Avoir le tour de génie de mêler intrinséquement tous ces éléments ne pouvait être que l'oeuvre du provocateur primé pour de nombreux prix littéraires faisant partie d'une nouvelle génération d'auteur après celle du "nouveau roman" : Michel Houellebecq. Ames littéraires, ne vous abstenez-pas, même si vous rencontrerez des passages ennuyants parce que trop argotiques, il a l'art de nous faire aimer la science. A travers sa plume imprégnée d'un franc parler ascétique, ces vérités générales énoncées nous ont jamais autant paru si vrai. Et si c'était la fin de la race humaine en tant qu'être procréateur et source de vie, si on avait atteint la limite du monde tangible, la fin de l'histoire telle qu'Hegel semblait le prédire. Le monde est régi par le sexe, la violence et le sentiment de non-être.

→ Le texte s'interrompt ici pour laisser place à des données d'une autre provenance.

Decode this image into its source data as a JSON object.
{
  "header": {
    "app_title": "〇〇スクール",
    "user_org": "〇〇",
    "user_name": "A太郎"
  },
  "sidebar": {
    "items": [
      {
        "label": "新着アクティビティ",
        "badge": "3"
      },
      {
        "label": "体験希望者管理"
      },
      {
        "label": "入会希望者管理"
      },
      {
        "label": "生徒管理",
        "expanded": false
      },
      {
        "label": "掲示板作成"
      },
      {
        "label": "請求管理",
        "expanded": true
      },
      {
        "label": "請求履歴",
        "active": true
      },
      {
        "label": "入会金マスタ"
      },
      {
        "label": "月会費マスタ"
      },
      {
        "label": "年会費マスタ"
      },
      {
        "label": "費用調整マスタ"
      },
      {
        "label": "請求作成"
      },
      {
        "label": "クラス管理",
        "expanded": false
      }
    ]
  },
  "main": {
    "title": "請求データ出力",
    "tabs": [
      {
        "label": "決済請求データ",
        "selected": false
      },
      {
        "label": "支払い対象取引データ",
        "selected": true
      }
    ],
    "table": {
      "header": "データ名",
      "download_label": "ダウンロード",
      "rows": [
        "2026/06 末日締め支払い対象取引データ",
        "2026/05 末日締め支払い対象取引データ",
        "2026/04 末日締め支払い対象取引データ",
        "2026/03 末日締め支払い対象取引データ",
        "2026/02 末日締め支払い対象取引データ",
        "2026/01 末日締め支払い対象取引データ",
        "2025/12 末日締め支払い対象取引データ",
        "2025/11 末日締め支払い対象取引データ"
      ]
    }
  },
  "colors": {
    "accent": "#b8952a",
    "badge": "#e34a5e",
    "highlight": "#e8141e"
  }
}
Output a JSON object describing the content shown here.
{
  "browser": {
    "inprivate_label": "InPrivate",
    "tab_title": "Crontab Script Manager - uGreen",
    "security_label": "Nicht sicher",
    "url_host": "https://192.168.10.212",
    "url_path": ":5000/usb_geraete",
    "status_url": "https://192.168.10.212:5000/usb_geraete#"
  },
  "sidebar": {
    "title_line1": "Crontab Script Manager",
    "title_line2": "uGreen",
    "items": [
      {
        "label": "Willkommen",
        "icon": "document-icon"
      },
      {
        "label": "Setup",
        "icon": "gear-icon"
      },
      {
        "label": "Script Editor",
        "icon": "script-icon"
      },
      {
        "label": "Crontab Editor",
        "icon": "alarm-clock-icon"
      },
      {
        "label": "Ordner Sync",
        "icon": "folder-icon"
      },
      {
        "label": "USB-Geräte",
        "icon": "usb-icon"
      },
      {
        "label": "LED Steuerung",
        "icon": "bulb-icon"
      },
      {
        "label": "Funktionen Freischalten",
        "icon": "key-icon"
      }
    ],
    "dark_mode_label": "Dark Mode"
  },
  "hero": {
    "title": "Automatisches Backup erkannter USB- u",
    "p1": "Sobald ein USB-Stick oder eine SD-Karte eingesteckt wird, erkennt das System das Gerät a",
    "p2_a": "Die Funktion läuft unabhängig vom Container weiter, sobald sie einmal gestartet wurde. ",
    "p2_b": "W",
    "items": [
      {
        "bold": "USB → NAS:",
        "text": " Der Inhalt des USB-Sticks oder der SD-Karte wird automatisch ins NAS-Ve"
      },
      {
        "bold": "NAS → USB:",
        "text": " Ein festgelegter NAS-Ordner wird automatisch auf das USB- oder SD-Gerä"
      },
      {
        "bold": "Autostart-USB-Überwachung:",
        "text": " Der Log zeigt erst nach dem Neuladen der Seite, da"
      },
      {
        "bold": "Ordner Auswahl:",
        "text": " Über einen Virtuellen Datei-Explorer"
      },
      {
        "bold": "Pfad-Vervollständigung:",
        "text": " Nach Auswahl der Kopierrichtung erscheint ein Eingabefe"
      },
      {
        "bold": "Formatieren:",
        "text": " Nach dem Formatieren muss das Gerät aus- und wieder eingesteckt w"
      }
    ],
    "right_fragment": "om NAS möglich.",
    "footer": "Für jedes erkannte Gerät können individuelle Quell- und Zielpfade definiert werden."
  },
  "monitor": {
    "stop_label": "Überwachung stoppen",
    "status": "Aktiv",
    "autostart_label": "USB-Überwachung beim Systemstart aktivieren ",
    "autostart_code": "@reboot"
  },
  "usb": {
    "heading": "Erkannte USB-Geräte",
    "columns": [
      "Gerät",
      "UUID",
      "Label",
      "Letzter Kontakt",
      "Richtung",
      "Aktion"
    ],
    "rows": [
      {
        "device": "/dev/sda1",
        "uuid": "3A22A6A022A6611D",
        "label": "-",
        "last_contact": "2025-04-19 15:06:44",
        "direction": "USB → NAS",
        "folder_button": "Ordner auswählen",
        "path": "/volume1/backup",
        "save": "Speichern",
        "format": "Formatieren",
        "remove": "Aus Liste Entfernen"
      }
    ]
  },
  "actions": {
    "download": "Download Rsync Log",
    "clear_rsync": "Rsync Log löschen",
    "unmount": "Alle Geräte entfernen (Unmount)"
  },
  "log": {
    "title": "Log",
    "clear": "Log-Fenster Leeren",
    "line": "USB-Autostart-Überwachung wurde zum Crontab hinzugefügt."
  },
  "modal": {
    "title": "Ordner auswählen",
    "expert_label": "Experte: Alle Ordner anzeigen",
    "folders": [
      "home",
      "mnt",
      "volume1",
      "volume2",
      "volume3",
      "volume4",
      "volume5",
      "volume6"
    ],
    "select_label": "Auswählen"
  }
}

Cette vérité abrupte et difficilement acceptable, Houllebecq nous la jette en pleine face. Nous comprendrons mieux les années de la libéralisation des moeurs des années 70 et 80, le début d'une dégénérescence du monde matérialiste. Aldous Huxley, en filigrane dans le roman et cité ça et là, avait raison. C'est une terre accompagnée d'humains dépourvus d'identités individuelles qui apparaîtra comme une prophétie à la fin du roman de Houellebecq.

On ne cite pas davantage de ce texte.